OPINI

ARTIKEL

KHASANAH

MOZAIK

NASIONAL

INTERNATIONAL

.

.

Minggu, 09 April 2017

Ketua Komisi Hukum MUI: Tuduhan Makar Pemimpin Aksi 313 Bentuk Abuse of Power

Ketua Komisi Hukum MUI: Tuduhan Makar Pemimpin Aksi 313 Bentuk Abuse of Power

10Berita, Jakarta – Ketua Komisi Hukum Majelis Ulama Indonesia (MUI), Ikhsan Abdullah menyebut aksi penangkapan disertai sangkaan makar terhadap pemimpin aksi 313 sebagai abuse of power.

“Ini namanya abuse of power atau penyalahgunaan kekuasaan, karena makar itu dalam KUHP harus didahului oleh percobaan makar, tindakan percobaan makar untuk menggulingkan pemerintahan yang sah,” kata Ikhsan saat dihubungi Kiblat.net, Ahad (9/4).

“Kalau Al Khattath itu nggak ada seperti itu. Karena apa yang digagas oleh beliau sudah dilaporkan terhadap kepolisian, dan tidak mungkin sembunyi-semubunyi,” imbuhnya.

Ia melanjutkan, untuk sebuah usaha makar atau menggulingkan kekusaan yang sah, tidaklah mungkin diberitahukan terlebih dahulu. Sebalinya, aksi makar merupakan sebuah tindakan yang dilakukan secara sembunyi-sembunyi. Karenanya, tuduhan makar sangat bertentangan dengan apa yang dilakukan Al Khattath.

Penggunaan pasal makar terhadap para pemimpin aksi 313 dianggap Ikhsan terlalu berlebihan. Pasalnya, kegiatan demo merupakan aktifitas yang dijamin oleh undang-undang. Selain itu rencana aksi juga sudah melalui proses perizinan kepada kepolisian.

“Tak sepatutnya dikenakan pasal makar,” ujarnya.

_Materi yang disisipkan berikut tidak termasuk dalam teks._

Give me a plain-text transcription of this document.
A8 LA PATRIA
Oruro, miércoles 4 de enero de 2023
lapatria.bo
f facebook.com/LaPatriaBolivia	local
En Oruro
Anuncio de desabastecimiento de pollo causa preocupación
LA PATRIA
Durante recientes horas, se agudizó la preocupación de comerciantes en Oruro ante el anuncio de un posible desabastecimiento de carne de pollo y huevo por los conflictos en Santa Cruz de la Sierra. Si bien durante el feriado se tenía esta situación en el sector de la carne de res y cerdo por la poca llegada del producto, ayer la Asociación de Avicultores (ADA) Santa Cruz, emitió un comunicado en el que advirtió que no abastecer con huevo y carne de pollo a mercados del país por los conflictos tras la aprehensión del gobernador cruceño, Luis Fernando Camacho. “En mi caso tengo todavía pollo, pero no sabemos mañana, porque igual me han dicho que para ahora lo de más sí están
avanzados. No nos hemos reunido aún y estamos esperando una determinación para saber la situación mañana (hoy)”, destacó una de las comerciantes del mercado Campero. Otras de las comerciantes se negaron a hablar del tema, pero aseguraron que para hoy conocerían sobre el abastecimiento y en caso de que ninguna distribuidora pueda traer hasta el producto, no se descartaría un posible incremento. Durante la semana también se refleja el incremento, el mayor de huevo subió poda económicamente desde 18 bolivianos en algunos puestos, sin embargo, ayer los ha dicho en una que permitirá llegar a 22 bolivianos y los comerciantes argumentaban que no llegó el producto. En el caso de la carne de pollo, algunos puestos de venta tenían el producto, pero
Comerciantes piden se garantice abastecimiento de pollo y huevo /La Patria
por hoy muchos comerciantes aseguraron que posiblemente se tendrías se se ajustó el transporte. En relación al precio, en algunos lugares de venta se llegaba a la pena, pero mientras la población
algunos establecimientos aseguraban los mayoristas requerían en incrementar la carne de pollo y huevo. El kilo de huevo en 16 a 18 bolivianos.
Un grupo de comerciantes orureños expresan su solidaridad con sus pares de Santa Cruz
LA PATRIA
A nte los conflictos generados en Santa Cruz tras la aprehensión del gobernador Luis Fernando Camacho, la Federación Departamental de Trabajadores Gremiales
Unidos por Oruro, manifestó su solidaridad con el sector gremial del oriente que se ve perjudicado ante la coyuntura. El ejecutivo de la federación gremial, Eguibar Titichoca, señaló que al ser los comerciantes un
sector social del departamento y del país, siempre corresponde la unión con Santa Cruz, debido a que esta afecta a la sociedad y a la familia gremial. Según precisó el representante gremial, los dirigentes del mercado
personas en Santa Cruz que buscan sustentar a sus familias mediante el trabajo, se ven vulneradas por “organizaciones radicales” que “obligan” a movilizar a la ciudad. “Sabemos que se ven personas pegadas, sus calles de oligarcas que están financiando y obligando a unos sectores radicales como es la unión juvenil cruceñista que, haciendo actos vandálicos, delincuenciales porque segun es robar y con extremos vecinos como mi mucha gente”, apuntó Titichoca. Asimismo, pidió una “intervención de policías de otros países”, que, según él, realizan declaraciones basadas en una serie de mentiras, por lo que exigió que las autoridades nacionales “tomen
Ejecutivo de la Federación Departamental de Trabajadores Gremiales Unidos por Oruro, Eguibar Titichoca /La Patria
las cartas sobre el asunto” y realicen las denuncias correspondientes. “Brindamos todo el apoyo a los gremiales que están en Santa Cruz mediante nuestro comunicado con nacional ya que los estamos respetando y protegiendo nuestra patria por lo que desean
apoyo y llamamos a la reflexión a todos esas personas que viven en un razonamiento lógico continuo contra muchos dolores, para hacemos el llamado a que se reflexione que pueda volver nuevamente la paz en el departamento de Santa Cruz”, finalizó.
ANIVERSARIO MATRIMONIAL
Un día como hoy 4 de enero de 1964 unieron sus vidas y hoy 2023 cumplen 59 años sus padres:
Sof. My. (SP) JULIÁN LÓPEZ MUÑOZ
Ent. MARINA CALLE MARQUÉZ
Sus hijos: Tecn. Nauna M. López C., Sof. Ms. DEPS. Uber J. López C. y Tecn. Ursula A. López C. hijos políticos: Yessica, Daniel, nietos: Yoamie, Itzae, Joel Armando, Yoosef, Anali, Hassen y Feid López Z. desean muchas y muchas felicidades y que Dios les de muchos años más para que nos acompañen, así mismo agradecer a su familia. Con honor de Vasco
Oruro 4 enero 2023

Sebelumnya, Pakar hukum tata negara Margarito Kamis menegaskan aksi 313 tak bisa disebut sebagai makar. Kasus penangkapan para pemimpin aksi itu diprediksi akan bernasib sama dengan peristiwa 212.

Margarito Kamis mengatakan bahwa, sebuah aksi demonstrasi tidak bisa dikatakan sebagai aksi makar. Aksi itu pun hanya merupakan kegiatan menyuarakan pendapat. Meski diantara tuntutan aksi 313 adalah pemberhentian presiden, unjuk rasa tak bisa disebut sebagai makar.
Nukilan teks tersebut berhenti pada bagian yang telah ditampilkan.